There are nearly 700,000 high school dropouts in America: year after year. Forty percent of inner city students do not graduate on time, if at all. This is a national tragedy which has huge cost factors, financially and spiritually, across a myriad of dimensions for our culture. And we can pay for this failure in perpetuity in terms of social service costs, and even jail time. Gordon writes about “The Great Stagnation of American Education.” Since 1990 educational attainment has “slowed to a crawl.” It’s time to innovate!
Inner city students are often multi-talented: they excel in art, music, dance, sport, and other activities. They have energy, imagination, and they are bored. They frequently act out as a function of depression, and a need for stimulation. The boredom factor cannot be underestimated in their environment. Many are “latent freedom writers” waiting to be developed. Too many, however, engage in criminal activity, and often become “cradle to prison” statistics.
Readin’, writin’, and rithmetic’, are marginally relevant for these students, at least for now. Over 40% of all public school students are in special education programs. Many are learning disabled and cognitively impaired.

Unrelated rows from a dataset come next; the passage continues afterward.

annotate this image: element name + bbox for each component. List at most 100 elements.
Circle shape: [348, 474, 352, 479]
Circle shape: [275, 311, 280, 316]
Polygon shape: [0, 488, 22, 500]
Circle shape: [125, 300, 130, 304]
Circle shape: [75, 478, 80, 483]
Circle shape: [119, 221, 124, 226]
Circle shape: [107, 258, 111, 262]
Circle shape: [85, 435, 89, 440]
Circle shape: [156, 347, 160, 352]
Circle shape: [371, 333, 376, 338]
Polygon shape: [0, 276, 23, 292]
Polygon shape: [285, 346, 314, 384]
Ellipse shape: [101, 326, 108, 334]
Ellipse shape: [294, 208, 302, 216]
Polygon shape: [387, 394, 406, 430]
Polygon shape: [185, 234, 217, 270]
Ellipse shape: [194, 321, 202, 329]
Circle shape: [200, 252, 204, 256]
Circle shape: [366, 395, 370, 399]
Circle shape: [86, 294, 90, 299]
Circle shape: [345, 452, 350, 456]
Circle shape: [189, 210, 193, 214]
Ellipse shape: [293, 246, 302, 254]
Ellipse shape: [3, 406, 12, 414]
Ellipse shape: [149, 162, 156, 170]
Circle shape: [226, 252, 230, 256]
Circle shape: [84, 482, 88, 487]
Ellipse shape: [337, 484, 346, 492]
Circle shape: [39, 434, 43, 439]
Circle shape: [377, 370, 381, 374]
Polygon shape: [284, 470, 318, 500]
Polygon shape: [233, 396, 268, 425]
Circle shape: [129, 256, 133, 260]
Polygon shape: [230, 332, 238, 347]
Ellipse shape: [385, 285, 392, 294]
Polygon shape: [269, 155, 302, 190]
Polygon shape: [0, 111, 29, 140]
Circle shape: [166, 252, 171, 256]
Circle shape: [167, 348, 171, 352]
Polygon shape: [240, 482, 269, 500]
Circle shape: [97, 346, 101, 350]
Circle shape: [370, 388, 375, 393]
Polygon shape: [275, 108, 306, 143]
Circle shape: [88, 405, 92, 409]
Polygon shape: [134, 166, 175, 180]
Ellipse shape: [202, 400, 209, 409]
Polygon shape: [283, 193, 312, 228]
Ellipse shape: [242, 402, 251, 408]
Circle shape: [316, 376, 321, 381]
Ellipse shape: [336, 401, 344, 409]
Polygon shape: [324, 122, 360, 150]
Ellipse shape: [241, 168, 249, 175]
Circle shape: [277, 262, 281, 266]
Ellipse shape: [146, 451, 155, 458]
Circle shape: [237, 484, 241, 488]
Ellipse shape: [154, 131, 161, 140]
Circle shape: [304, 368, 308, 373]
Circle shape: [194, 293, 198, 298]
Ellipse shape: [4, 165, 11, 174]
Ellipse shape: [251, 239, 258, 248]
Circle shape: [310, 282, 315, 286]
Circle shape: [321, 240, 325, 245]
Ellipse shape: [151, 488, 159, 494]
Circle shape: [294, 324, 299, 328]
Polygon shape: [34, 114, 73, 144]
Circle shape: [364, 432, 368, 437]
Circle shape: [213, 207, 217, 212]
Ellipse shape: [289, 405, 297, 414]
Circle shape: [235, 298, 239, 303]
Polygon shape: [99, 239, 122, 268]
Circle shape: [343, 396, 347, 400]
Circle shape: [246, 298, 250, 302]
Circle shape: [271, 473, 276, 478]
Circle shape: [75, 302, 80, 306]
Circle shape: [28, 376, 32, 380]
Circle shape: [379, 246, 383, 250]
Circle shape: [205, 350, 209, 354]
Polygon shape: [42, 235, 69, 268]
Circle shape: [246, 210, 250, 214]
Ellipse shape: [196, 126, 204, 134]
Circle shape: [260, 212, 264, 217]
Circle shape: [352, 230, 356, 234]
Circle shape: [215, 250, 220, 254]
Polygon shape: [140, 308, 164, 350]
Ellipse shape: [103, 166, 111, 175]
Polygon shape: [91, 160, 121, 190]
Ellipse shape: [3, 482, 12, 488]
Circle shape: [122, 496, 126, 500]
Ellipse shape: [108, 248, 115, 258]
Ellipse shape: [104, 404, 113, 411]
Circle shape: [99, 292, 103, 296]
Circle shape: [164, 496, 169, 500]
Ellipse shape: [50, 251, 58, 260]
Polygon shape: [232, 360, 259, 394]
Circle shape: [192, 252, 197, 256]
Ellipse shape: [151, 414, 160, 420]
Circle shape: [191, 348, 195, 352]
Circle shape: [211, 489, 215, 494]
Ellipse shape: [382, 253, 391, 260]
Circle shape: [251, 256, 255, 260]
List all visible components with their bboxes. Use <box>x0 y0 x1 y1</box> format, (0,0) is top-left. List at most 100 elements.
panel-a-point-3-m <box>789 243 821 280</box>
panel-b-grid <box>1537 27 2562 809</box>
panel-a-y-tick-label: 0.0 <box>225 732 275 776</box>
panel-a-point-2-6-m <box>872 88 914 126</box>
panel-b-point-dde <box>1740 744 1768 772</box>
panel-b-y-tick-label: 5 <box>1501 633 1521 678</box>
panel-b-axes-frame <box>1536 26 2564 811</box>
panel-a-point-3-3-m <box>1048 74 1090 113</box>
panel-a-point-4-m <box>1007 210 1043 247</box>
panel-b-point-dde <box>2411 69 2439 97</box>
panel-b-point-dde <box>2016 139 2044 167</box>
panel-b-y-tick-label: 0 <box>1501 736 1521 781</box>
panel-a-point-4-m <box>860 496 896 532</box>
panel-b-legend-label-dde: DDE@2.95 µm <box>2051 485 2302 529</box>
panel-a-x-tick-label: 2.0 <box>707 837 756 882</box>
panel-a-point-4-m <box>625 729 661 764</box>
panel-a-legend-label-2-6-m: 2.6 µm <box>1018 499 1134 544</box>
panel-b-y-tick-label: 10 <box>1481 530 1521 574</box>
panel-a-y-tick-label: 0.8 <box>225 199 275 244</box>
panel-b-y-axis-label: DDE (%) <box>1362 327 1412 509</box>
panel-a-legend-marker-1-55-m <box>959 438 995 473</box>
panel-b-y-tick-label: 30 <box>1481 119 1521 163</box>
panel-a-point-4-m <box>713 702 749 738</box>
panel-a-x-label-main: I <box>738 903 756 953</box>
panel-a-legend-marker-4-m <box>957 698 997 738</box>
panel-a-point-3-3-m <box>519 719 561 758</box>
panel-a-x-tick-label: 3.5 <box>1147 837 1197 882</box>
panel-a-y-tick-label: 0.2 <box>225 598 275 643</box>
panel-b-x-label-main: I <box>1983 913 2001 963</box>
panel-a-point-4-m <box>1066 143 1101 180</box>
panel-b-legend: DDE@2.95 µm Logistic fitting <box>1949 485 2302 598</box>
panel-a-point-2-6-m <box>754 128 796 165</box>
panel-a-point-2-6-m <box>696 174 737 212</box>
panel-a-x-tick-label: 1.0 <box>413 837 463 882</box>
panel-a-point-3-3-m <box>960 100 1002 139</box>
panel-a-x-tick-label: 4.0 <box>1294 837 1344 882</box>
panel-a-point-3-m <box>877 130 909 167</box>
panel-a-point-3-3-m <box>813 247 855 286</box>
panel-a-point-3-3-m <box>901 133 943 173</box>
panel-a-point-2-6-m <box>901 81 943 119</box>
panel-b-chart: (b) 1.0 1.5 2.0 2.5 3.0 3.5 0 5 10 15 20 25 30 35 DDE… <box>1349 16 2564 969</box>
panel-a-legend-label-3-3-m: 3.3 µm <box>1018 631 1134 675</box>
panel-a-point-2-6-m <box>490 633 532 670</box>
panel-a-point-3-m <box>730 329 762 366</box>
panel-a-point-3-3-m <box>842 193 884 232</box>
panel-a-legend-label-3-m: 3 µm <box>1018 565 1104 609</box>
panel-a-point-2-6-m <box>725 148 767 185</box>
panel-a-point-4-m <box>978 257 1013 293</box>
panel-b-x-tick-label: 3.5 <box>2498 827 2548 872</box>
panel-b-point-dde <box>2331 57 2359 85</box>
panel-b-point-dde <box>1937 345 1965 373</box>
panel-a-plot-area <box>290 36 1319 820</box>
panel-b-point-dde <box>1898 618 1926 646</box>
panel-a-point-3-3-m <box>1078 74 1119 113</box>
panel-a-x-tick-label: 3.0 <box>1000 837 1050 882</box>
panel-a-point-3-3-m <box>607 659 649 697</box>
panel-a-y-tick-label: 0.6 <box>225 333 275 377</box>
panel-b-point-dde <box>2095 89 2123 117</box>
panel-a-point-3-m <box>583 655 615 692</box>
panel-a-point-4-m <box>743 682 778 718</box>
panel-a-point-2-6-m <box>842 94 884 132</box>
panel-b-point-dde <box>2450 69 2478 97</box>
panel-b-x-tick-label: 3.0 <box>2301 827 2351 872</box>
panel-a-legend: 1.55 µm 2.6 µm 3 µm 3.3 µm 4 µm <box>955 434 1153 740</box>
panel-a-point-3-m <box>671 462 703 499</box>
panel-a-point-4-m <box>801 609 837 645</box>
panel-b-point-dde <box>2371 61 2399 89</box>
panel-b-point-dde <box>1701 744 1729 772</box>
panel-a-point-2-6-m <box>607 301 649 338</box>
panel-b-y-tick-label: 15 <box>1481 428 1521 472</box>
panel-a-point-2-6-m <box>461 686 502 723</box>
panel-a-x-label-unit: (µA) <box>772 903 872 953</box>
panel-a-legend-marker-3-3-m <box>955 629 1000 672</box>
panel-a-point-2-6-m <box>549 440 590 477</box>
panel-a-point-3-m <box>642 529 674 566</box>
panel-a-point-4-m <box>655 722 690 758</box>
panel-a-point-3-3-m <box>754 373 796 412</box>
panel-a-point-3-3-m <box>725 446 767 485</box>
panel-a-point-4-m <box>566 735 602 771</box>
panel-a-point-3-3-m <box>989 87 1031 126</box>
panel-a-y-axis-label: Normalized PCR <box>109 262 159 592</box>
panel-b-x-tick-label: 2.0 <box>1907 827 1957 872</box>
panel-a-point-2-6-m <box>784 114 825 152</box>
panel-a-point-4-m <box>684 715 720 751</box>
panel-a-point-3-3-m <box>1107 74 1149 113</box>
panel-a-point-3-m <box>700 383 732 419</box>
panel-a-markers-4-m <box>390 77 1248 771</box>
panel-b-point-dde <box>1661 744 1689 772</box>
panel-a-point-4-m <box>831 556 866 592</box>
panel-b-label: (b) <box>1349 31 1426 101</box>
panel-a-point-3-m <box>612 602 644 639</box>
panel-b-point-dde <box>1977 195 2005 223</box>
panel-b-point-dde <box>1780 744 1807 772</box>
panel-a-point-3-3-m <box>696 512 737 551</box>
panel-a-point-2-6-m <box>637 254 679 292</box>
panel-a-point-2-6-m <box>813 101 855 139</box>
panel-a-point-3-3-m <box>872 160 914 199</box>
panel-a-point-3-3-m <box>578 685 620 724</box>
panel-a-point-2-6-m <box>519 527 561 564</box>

We must meet these young people where they are, and stimulate their passions and expand their talents. In turn their learning issues often remit, and their cognitive functioning can even improve in concert with their deepening commitment to skill set development and amplification. The force and power of passion and talent can never be under estimated.
If a kid is a master graffiti artist, “capture” him and throw him in a room with graphic arts instructors and the latest and greatest Apple products. Train him up! Help him gain mastery of his talent fueled by his passion. Later, after genuine and earned self-esteem is achieved, he can start to focus more vigilantly on reading, writing, and balancing a checkbook. First things first: harness the passion, reinforce the talent. Grow the person from the inside out.
If a kid is a master auto thief, “capture” him and throw him in a room with security and electronics experts with state of the art equipment. Train him up. Make him an expert in the field. Grow his self-esteem and ego based on achievement and production within standardized job norms.
The Corporate World needs to be enlisted in this process big time. There are huge oceans of passion and talent waiting to be harvested. Innovation is limitless. The inner city is an open natural arena for corporate initiatives waiting to be mined.
This article by Christopher Bayer, Ph.D.(Psychologist & Psychoanalyst) – God Bless Him – summarizes and captures what The World talent University seeks to do with the youth. It is the very philosophical hinge on which our Talent Based Learning Model rests.